There have been a few complaints lately about the fact that we cavalierly allow clear text passwords to be sent when doing CREATE USER or ALTER USER. These, of course, can end up in many places, such as pg_stat_activity, pg_stat_statements, .psql_history, and the server logs. It is a genuinely valid complaint, and for security purposes, there is little recourse other than telling users "don't do that". The canonical recommendation is to use psql's awesome \password feature. Second best is to use your application/driver of choice, which hopefully has support for not sending passwords in the clear.

Please find attached a patch to implement a new GUC called cleartext_passwords_action as an attempt to solve these problems.

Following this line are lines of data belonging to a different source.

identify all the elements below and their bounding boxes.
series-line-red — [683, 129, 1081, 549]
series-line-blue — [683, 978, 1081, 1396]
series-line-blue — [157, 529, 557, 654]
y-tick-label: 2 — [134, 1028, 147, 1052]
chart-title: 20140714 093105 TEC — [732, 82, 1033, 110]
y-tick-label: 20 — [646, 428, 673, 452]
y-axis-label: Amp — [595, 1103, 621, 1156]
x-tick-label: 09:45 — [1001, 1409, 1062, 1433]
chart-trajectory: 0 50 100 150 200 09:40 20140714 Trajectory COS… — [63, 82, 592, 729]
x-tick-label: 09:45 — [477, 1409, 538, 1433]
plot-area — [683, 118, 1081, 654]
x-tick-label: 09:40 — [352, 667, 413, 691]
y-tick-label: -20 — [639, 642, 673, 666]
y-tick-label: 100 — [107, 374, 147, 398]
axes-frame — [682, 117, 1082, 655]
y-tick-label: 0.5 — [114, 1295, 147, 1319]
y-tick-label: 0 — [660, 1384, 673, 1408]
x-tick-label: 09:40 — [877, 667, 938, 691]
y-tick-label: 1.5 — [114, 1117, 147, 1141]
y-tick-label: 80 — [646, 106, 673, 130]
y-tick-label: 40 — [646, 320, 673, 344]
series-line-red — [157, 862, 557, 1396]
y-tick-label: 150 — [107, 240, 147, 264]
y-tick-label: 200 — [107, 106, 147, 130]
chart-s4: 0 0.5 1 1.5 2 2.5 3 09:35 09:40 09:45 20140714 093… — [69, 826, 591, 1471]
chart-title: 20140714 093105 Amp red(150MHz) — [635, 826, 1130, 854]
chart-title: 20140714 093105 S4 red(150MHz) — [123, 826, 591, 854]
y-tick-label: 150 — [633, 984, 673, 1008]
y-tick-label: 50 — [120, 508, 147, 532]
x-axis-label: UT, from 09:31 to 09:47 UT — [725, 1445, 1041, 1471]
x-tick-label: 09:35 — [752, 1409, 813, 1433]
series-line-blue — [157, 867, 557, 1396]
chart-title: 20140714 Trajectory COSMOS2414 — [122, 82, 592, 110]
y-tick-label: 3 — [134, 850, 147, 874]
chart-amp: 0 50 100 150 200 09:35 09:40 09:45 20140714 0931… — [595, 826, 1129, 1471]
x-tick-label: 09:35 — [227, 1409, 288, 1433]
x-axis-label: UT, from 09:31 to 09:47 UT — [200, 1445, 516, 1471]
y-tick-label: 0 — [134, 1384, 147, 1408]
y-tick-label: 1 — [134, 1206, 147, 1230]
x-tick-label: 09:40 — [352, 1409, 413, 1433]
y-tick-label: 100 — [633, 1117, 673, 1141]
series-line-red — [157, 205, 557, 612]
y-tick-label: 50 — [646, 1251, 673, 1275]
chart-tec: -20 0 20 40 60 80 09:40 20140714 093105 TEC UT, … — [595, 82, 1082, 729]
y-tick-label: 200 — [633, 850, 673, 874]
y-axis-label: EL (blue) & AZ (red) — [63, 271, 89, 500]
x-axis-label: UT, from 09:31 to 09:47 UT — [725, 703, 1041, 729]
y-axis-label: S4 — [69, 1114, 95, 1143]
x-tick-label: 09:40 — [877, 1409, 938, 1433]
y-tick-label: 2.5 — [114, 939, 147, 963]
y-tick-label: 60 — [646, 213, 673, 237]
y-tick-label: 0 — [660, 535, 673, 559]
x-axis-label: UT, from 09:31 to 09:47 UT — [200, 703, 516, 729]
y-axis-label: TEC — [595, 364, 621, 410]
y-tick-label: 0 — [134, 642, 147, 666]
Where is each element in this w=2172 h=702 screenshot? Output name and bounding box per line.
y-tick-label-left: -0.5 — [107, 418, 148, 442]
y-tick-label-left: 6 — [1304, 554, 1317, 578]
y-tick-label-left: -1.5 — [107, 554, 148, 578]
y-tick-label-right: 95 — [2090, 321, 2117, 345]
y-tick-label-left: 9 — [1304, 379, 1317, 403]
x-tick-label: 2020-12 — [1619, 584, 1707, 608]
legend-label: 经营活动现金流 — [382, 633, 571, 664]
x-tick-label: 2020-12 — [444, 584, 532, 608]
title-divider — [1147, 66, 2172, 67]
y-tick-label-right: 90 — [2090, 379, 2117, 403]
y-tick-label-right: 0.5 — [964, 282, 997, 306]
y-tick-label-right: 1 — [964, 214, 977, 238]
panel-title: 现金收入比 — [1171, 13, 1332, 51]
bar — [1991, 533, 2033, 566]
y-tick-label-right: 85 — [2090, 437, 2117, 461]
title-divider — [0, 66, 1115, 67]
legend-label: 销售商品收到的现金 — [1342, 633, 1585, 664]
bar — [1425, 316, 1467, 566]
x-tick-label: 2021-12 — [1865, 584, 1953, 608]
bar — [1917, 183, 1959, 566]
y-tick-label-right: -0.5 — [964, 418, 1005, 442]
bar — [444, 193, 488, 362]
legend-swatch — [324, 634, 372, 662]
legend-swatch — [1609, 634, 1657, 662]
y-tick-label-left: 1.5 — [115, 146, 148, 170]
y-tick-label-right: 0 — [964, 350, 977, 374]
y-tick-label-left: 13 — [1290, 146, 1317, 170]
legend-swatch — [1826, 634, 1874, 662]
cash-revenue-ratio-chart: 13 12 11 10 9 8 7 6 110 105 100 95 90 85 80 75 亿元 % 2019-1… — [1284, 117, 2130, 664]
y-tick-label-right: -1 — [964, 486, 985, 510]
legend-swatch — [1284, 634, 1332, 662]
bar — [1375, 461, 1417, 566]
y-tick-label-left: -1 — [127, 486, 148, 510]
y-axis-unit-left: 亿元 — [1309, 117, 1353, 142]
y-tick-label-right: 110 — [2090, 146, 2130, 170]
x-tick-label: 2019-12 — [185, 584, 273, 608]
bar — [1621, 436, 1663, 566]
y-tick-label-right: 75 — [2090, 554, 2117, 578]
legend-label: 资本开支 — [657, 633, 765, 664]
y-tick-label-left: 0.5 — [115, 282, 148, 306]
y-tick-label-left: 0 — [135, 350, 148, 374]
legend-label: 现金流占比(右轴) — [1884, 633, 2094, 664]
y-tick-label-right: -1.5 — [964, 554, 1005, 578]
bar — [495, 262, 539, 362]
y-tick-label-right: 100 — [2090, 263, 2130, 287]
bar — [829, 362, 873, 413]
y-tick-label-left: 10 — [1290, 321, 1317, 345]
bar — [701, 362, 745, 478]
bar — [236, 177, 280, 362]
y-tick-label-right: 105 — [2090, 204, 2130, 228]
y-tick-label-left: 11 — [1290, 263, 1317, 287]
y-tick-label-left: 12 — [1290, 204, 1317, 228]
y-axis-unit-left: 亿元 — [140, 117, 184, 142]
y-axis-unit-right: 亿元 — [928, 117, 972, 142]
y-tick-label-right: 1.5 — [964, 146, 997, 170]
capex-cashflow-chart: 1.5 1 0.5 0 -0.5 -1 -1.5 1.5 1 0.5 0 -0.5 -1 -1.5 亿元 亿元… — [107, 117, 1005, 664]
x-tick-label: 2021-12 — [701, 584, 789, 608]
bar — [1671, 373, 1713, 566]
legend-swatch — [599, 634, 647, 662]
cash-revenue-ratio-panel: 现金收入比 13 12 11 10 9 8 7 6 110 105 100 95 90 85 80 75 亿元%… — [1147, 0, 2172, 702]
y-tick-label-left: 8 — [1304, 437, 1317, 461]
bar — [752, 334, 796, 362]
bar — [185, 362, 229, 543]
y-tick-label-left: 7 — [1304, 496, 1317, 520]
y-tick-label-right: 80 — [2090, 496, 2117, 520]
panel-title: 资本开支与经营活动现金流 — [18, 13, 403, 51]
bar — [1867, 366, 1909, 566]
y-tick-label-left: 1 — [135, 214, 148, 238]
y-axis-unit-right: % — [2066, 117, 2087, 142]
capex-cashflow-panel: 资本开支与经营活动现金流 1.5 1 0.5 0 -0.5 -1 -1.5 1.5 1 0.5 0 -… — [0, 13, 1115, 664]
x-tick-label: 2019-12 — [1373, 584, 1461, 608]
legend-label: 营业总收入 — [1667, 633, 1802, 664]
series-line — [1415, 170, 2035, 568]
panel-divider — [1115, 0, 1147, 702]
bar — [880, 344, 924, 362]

It is an enum and accepts one of three values:

1. "warn" (the new default)

This issues a warning if a clear text password is used, but allows the change to proceed. The hint can change to recommend \password if the current application_name is 'psql'. By keeping this as a warning, we let people know this is a bad idea, and give people time to modify their applications.

Examples:

ALTER USER alice PASSWORD 'mynewpass';

WARNING:  using a clear text password

DETAIL:  Sending a password using plain text is deprecated and may be removed in a future release of PostgreSQL.
HINT:  Use a client that can change the password without sending it in clear text

2. "allow"

This does nothing, and thus emulates the historical behavior.

3. "disallow"

This prevents the use of plain old text completely, by throwing an error if a password set or change is attempted. So people who want to prevent clear text can do so right away, and at some point we can make this the default (and people can always change to hint or allow if desired)

Bike shedding welcome. I realize the irony that 'disallow' means valid attempts will now show up in the database logs that otherwise would not, but I'm not sure how to work around that (or if we should).